The Met Breuer retrospective displays the shifts and evolution in Mohamedi’s work, and her progressive dedication to the grid and restrained discipline. While many of Mohamedi’s works are undated, untitled, and unsigned, her day books and diary pages serve as tools for better understanding her process. The day books mark points in time when she revealed more of herself through notetaking. They also reveal the extent to which Mohamedi experimented with positive and negative space and with varying line densities. These small and accurately dated notebooks and pages are displayed in vitrines throughout the exhibition.
Standing out from the three decades of work on view, Mohamedi’s drawings demonstrate the artist’s developing interest in elementary forms; one notices that in the latest stage of her career, Mohamedi also produced her quietest drawings. The exhibition concludes with these intimately scaled and light drawings—minimal, floating compositions that go beyond the frames of the paper. The final part of the exhibition ranges from individual drawings to triptychs on plain backgrounds and graphite drawings on graph paper.
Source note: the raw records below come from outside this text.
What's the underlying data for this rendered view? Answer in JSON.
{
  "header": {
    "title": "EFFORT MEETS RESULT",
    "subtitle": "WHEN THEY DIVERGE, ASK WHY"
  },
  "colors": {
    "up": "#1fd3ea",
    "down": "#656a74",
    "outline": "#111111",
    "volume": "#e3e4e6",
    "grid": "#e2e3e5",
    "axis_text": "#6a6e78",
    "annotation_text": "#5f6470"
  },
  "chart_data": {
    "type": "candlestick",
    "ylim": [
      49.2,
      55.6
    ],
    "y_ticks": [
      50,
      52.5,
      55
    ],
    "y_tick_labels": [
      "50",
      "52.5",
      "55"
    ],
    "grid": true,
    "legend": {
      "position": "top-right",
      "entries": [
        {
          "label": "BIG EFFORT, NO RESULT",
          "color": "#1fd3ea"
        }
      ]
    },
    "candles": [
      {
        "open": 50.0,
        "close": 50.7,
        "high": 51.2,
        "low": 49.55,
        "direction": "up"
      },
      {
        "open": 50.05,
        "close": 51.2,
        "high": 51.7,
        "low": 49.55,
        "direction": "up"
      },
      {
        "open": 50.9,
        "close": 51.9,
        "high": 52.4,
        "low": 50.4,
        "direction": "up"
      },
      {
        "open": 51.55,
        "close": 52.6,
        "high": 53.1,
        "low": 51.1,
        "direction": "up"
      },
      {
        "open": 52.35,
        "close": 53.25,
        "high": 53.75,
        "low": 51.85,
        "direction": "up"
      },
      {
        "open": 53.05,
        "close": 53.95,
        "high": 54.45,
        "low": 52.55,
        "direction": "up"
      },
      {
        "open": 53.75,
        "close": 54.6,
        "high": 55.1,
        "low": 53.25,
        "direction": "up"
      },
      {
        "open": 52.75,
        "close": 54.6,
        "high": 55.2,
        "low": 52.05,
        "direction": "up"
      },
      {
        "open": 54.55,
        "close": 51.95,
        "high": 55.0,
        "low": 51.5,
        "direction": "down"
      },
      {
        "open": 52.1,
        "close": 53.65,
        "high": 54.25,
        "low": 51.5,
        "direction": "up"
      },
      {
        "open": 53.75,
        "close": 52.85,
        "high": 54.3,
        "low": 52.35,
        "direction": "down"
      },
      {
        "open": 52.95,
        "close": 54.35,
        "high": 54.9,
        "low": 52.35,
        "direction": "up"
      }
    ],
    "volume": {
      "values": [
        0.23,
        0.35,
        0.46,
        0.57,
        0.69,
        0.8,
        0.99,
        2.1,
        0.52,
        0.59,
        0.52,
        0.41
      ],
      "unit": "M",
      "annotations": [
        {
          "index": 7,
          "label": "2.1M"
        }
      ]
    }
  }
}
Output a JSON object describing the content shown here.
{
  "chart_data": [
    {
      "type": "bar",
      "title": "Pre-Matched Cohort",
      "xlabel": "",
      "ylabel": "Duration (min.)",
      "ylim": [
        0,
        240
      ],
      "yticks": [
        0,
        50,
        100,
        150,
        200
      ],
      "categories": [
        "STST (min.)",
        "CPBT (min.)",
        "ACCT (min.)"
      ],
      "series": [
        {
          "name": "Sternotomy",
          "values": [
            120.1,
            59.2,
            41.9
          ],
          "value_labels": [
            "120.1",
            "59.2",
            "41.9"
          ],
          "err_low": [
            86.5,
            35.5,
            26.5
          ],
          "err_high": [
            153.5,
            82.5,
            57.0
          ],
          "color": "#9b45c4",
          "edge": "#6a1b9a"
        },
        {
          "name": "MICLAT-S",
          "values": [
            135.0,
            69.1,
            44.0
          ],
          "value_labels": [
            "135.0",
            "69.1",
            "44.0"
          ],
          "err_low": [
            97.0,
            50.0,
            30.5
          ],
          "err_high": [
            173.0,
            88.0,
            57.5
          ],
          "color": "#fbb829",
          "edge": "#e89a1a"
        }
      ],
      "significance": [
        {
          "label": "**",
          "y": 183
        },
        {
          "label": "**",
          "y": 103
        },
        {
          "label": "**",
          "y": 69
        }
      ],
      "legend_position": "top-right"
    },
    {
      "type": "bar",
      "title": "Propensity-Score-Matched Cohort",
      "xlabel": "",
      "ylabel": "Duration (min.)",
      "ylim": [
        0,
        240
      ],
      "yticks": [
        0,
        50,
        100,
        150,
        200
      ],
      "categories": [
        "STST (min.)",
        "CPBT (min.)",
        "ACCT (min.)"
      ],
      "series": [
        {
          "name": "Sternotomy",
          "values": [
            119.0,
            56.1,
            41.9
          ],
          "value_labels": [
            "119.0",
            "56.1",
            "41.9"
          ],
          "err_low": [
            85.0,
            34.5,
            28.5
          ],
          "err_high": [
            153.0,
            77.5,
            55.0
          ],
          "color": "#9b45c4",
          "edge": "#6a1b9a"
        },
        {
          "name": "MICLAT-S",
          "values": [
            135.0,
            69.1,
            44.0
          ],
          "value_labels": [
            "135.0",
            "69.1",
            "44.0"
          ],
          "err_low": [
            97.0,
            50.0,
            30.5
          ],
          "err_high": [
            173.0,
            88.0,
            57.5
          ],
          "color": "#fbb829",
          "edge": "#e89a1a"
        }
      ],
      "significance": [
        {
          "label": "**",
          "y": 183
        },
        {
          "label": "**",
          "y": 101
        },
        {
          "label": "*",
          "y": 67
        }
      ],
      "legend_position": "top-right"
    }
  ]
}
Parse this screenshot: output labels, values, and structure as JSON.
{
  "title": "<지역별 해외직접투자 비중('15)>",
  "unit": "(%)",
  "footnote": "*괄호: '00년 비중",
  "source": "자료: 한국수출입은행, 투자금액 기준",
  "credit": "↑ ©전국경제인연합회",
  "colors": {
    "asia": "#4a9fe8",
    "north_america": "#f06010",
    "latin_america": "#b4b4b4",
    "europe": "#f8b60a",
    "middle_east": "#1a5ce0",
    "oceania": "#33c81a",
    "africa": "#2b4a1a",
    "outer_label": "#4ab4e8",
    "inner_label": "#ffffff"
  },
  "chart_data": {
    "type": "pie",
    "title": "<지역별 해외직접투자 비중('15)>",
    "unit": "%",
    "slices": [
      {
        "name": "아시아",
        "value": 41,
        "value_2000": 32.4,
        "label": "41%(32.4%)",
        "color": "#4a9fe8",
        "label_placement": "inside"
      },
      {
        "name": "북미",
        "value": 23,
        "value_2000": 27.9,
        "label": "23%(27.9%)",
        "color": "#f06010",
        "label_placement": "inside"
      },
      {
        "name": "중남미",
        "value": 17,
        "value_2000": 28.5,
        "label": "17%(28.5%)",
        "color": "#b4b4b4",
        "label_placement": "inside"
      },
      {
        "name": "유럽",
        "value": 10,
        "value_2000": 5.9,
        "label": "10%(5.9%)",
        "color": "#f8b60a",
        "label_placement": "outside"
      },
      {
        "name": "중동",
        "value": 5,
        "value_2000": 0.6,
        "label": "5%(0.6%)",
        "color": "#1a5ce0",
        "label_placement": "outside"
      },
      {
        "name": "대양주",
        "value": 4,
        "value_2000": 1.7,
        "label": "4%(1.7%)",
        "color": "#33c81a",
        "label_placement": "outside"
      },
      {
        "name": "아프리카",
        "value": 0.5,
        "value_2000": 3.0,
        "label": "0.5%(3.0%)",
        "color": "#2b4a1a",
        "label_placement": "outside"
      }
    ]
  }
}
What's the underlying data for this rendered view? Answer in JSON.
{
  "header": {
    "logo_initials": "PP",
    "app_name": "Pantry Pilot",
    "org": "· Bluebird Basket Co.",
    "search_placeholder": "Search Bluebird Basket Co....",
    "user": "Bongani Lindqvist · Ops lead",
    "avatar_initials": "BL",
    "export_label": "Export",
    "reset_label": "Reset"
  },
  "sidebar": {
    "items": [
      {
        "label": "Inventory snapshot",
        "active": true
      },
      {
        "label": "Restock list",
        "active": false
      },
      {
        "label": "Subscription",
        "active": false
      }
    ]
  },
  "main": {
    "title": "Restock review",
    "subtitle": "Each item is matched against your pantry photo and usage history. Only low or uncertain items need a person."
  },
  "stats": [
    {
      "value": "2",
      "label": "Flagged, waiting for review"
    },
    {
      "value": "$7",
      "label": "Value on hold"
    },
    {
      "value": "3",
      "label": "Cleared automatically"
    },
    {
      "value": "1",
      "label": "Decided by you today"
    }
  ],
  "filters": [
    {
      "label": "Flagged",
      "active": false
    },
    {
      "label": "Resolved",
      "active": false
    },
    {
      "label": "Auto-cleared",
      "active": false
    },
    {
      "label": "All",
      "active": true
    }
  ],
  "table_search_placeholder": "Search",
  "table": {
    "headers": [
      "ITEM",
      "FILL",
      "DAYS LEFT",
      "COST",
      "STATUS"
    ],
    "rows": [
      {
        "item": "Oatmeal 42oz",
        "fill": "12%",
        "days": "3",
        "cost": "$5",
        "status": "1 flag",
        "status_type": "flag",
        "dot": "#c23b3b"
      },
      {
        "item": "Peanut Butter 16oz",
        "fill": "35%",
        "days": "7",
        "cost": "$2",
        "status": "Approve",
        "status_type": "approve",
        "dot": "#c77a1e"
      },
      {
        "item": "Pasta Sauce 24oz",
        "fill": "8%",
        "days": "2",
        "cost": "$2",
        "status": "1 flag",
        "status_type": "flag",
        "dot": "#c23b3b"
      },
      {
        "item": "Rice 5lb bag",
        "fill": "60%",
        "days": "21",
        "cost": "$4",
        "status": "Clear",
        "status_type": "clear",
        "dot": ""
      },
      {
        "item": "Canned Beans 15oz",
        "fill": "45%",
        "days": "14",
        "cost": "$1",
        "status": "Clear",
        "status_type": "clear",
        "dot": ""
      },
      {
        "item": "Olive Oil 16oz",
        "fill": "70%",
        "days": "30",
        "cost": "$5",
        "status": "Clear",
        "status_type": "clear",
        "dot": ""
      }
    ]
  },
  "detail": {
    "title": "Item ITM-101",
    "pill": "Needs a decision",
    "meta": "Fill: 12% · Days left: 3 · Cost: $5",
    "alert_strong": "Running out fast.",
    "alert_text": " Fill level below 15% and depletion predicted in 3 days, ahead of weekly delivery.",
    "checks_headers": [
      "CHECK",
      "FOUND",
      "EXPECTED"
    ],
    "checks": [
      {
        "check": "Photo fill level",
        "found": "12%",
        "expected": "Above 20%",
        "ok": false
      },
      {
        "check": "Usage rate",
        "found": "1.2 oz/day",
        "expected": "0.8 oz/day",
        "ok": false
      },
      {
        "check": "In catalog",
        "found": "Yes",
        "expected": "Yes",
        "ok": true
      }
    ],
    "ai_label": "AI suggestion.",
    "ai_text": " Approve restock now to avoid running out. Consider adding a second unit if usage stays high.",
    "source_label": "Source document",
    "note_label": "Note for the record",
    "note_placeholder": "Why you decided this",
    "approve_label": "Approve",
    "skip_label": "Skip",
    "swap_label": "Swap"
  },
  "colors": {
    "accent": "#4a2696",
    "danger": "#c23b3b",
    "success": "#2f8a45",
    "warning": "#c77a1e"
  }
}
Nasreen Mohamedi’s life was filled with losses and tragedies, beginning with her mother’s death when the artist was young. She was later left at the altar by her lover and lost her father and brother due to Huntington’s disease, which also affected her throughout her life and led to her untimely death in 1990. Due to this physical condition, Mohamedi used a mechanical drawing instrument.
The sense of control, deliberateness, calmness, emptiness, and boundlessness in Mohamedi’s work demonstrate the artist’s self-imposed discipline, which she practiced to counterbalance the uncontrollable nature of the challenges she encountered. Nasreen Mohamedi at the Met Breuer gives a glimpse into the process and also the personal history of Mohamedi’s singular approach to geometric abstraction.